To improve performance and capture potential non-linear relationships in the dataset, I implemented a **Random Forest Regressor**, an ensemble learning method that builds multiple decision trees and averages their predictions to reduce overfitting. I trained the Random Forest model on the same training data and generated predictions on the test set. Evaluation metrics showed that the Random Forest model outperformed Linear Regression, with a higher R² score and lower MAE and RMSE, demonstrating its enhanced ability to model complex patterns in the data.

I also visualized the results using scatter plots of actual versus predicted values and residual plots to examine the distribution of prediction errors.

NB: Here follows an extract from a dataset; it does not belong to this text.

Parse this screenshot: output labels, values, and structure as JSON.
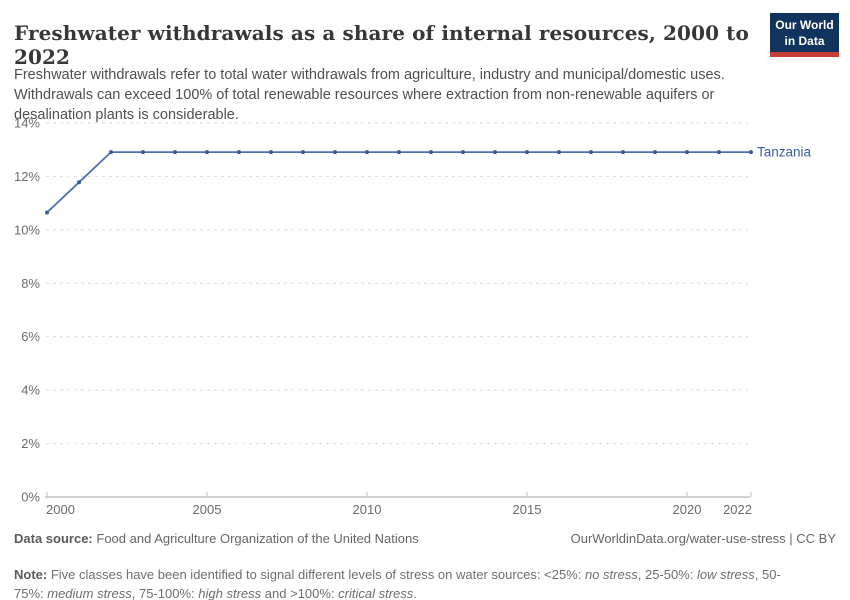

These visualizations confirmed that the Random Forest model provided predictions more closely aligned with the true house values, while Linear Regression underperformed for extreme values.

In conclusion, this exercise allowed me to practice key steps in a regression pipeline, including data inspection, preprocessing, model selection, training, evaluation, and interpretation. Both Linear Regression and Random Forest demonstrated the practical application of supervised learning, with Random Forest offering superior predictive performance. The visualizations and evaluation metrics helped me understand model behavior, quantify prediction accuracy, and interpret the results in a real-world context, reinforcing my understanding of regression modeling and machine learning best practices.